In the midst of his planning, God intervened, addressing this farmer as a fool and warning him he would die that night. Why did God call this enterprising farmer a fool? Certainly it was not for his good qualities.
HIS GOOD QUALITIES
This farmer was industrious. Ground does not produce a bountiful harvest without lots of work. He had carefully cultivated his land for this harvest. He was certainly not lazy. He had a work ethic; something we should cultivate in our children by requiring them to do their chores faithfully. Let them learn the value of a dollar by working for their allowance.
This farmer was intelligent. He looked ahead and saw he had a storage problem. He used his brain God had given him and solved his problem by planning to build new larger barns.
It’s not enough to have a good job and earn lots of money. Lots of people do that and spend it as quickly as they earn it. That is not wise.
But to spend more than we are earn is financial suicide. Such a person is living as a fool. He is facing financial ruin from which he may never recover. The same applies to nations that spend themselves into obscene debt.
Although poverty of spirit is a godly quality we should desire, financial poverty is not a virtue. There is nothing spiritual about being lazy or handling our financial affairs so sloppily that we live in poverty all of our lives. There is nothing unspiritual about spending frugally and investing wisely and building financial security.
Avoid draining your money away in high interest payments by living beyond your means with your credit cards. Credit cards are NOT a source of money! They are a source of DEBT!
This farmer was ambitious. Ambition is a double-edged sword. Ambition to do your best and get ahead can be good or bad. It is good if our ambition is to live for God’s glory alone. It is sinful if we are living only for our own glory, pleasure and fame.
We expect our missionaries to live sacrificially, using their assets and strength for God’s glory. We Christians at home should be living just as sacrificially and using our money to further the cause of Christ. The purpose of wealth for the Christian should be to use it for God’s glory; not just 10% of it, but all of it. One day you and I will give an account to Christ for the way we used or abused our resources and energy. Remember, it’s not really your money. It’s God’s! You and I are simply stewards of it. Make sure you have His approval for the money you spend.
This farmer was respectable Respect does not come with riotous living. He was no doubt an upstanding, respected man in his community. But Jesus called him A FOOL!

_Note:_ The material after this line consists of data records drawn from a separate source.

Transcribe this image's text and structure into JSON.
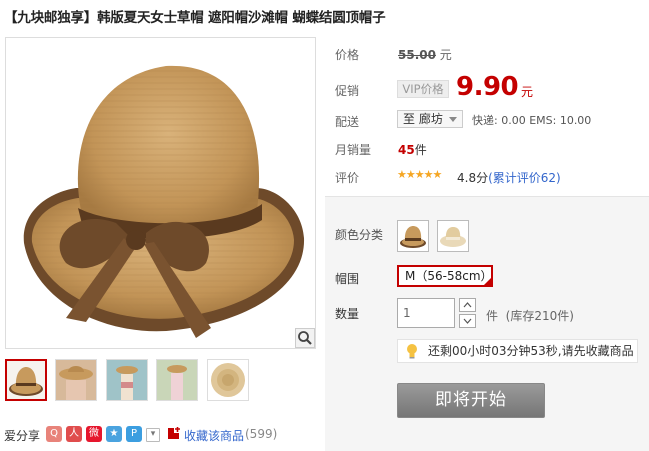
{
  "title": "【九块邮独享】韩版夏天女士草帽 遮阳帽沙滩帽 蝴蝶结圆顶帽子",
  "gallery": {
    "zoom_icon": "magnifier-icon",
    "thumbnails": [
      "hat-front",
      "model-back",
      "model-beach",
      "model-street",
      "hat-top"
    ],
    "selected_index": 0
  },
  "share": {
    "label": "爱分享",
    "icons": [
      "share-q-icon",
      "share-renren-icon",
      "share-weibo-icon",
      "share-qzone-icon",
      "share-p-icon",
      "share-more-icon"
    ],
    "favorite_label": "收藏该商品",
    "favorite_count": "(599)"
  },
  "price": {
    "label": "价格",
    "original": "55.00",
    "unit": "元"
  },
  "promo": {
    "label": "促销",
    "badge": "VIP价格",
    "price": "9.90",
    "unit": "元"
  },
  "shipping": {
    "label": "配送",
    "destination": "至 廊坊",
    "info": "快递: 0.00 EMS: 10.00"
  },
  "sales": {
    "label": "月销量",
    "count": "45",
    "unit": "件"
  },
  "rating": {
    "label": "评价",
    "stars": "★★★★★",
    "score": "4.8分",
    "review_link": "(累计评价62)"
  },
  "options": {
    "color_label": "颜色分类",
    "color_options": [
      "brown-band",
      "beige-band"
    ],
    "size_label": "帽围",
    "size_value": "M（56-58cm）",
    "qty_label": "数量",
    "qty_value": "1",
    "qty_unit": "件",
    "stock": "(库存210件)",
    "timer": "还剩00小时03分钟53秒,请先收藏商品",
    "buy_button": "即将开始"
  },
  "colors": {
    "accent": "#c40000",
    "link": "#3366cc",
    "button": "#888888"
  }
}
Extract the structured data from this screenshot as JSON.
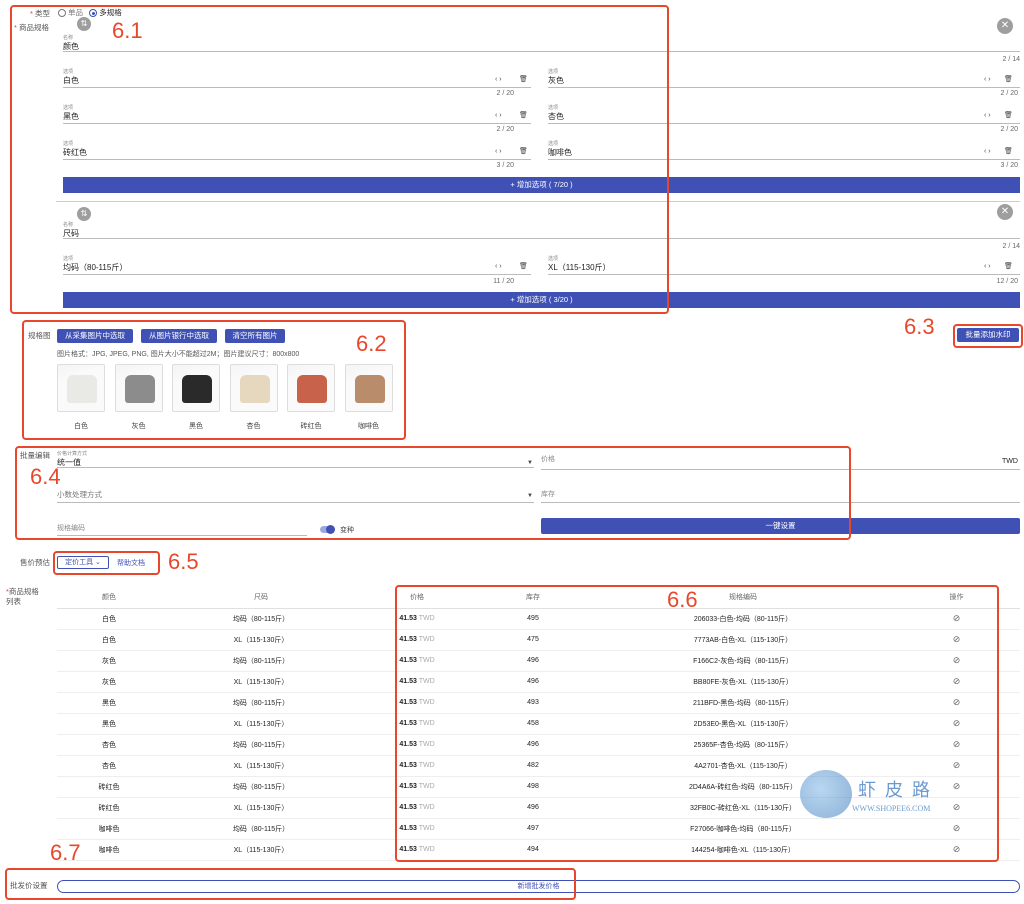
{
  "type_row": {
    "label": "类型",
    "option_single": "单品",
    "option_multi": "多规格"
  },
  "spec_label": "商品规格",
  "spec1": {
    "name_caption": "名称",
    "name_value": "颜色",
    "name_counter": "2 / 14",
    "options": [
      {
        "caption": "选项",
        "value": "白色",
        "counter": "2 / 20"
      },
      {
        "caption": "选项",
        "value": "灰色",
        "counter": "2 / 20"
      },
      {
        "caption": "选项",
        "value": "黑色",
        "counter": "2 / 20"
      },
      {
        "caption": "选项",
        "value": "杏色",
        "counter": "2 / 20"
      },
      {
        "caption": "选项",
        "value": "砖红色",
        "counter": "3 / 20"
      },
      {
        "caption": "选项",
        "value": "咖啡色",
        "counter": "3 / 20"
      }
    ],
    "add_option": "+ 增加选项 ( 7/20 )"
  },
  "spec2": {
    "name_caption": "名称",
    "name_value": "尺码",
    "name_counter": "2 / 14",
    "options": [
      {
        "caption": "选项",
        "value": "均码（80-115斤）",
        "counter": "11 / 20"
      },
      {
        "caption": "选项",
        "value": "XL（115-130斤）",
        "counter": "12 / 20"
      }
    ],
    "add_option": "+ 增加选项 ( 3/20 )"
  },
  "icons": {
    "close": "close-icon",
    "drag": "drag-icon",
    "arrows": "‹ ›",
    "delete": "delete-icon"
  },
  "spec_image": {
    "label": "规格图",
    "btn_collect": "从采集图片中选取",
    "btn_bank": "从图片银行中选取",
    "btn_clear": "清空所有图片",
    "hint": "图片格式：JPG, JPEG, PNG, 图片大小不能超过2M；图片建议尺寸：800x800",
    "thumbs": [
      {
        "label": "白色",
        "color": "#e9e9e6"
      },
      {
        "label": "灰色",
        "color": "#8c8c8c"
      },
      {
        "label": "黑色",
        "color": "#2a2a2a"
      },
      {
        "label": "杏色",
        "color": "#e6d8be"
      },
      {
        "label": "砖红色",
        "color": "#c9624a"
      },
      {
        "label": "咖啡色",
        "color": "#b98c6c"
      }
    ]
  },
  "watermark_btn": "批量添加水印",
  "batch": {
    "label": "批量编辑",
    "price_method_caption": "价格计算方式",
    "price_method_value": "统一值",
    "decimal_placeholder": "小数处理方式",
    "price_placeholder": "价格",
    "currency": "TWD",
    "stock_placeholder": "库存",
    "sku_code_placeholder": "规格编码",
    "toggle_label": "变种",
    "apply_btn": "一键设置"
  },
  "price_estimate": {
    "label": "售价预估",
    "tool_btn": "定价工具 ⌄",
    "help_btn": "帮助文档"
  },
  "sku_table": {
    "label": "商品规格列表",
    "headers": [
      "颜色",
      "尺码",
      "价格",
      "库存",
      "规格编码",
      "操作"
    ],
    "rows": [
      [
        "白色",
        "均码（80-115斤）",
        "41.53",
        "TWD",
        "495",
        "206033-白色-均码（80-115斤）"
      ],
      [
        "白色",
        "XL（115-130斤）",
        "41.53",
        "TWD",
        "475",
        "7773AB-白色-XL（115-130斤）"
      ],
      [
        "灰色",
        "均码（80-115斤）",
        "41.53",
        "TWD",
        "496",
        "F166C2-灰色-均码（80-115斤）"
      ],
      [
        "灰色",
        "XL（115-130斤）",
        "41.53",
        "TWD",
        "496",
        "BB80FE-灰色-XL（115-130斤）"
      ],
      [
        "黑色",
        "均码（80-115斤）",
        "41.53",
        "TWD",
        "493",
        "211BFD-黑色-均码（80-115斤）"
      ],
      [
        "黑色",
        "XL（115-130斤）",
        "41.53",
        "TWD",
        "458",
        "2D53E0-黑色-XL（115-130斤）"
      ],
      [
        "杏色",
        "均码（80-115斤）",
        "41.53",
        "TWD",
        "496",
        "25365F-杏色-均码（80-115斤）"
      ],
      [
        "杏色",
        "XL（115-130斤）",
        "41.53",
        "TWD",
        "482",
        "4A2701-杏色-XL（115-130斤）"
      ],
      [
        "砖红色",
        "均码（80-115斤）",
        "41.53",
        "TWD",
        "498",
        "2D4A6A-砖红色-均码（80-115斤）"
      ],
      [
        "砖红色",
        "XL（115-130斤）",
        "41.53",
        "TWD",
        "496",
        "32FB0C-砖红色-XL（115-130斤）"
      ],
      [
        "咖啡色",
        "均码（80-115斤）",
        "41.53",
        "TWD",
        "497",
        "F27066-咖啡色-均码（80-115斤）"
      ],
      [
        "咖啡色",
        "XL（115-130斤）",
        "41.53",
        "TWD",
        "494",
        "144254-咖啡色-XL（115-130斤）"
      ]
    ]
  },
  "wholesale": {
    "label": "批发价设置",
    "btn": "新增批发价格"
  },
  "watermark_logo": {
    "title": "虾 皮 路",
    "url": "WWW.SHOPEE6.COM"
  },
  "annotations": {
    "a61": "6.1",
    "a62": "6.2",
    "a63": "6.3",
    "a64": "6.4",
    "a65": "6.5",
    "a66": "6.6",
    "a67": "6.7"
  },
  "colors": {
    "accent": "#3f51b5",
    "annotation": "#e8472b"
  }
}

WHY DID JESUS CALL HIM A FOOL?
He was proud and considered himself a “self- made” man. He was totally self-centered. Listen to him speak. “What shall I do?” “This will I do” “I will pull down my barns”. “I will say to my soul take thine ease, eat, drink and be merry” He saw all his possessions as his own.
Contrast the Psalmist in Psalm 116:12-19 which begins, “What shall I render unto the Lord for all His benefits to me?
He neglected his soul. He was a classic materialist. Somehow he thought that his soul’s needs could be satisfied by taking care of his body’s needs. Money spent on ourselves can only buy things that rust, burn up, get moth eaten, get stolen, decay and perish. Money invested for God’s glory brings eternal rewards.
That night he left all his wealth behind for he knew not whom. Some would think he was a big thinker. Actually he was a small thinker. He considered only this life and his material needs and totally ignored eternity and his eternal soul.
Jesus asks us, “For what shall it profit a man if he gain the whole world and lose his own soul? Mark 8:36
If we put anything or anyone before God, we are idolaters. If we ignore God and his will for our lives, we are practical atheists.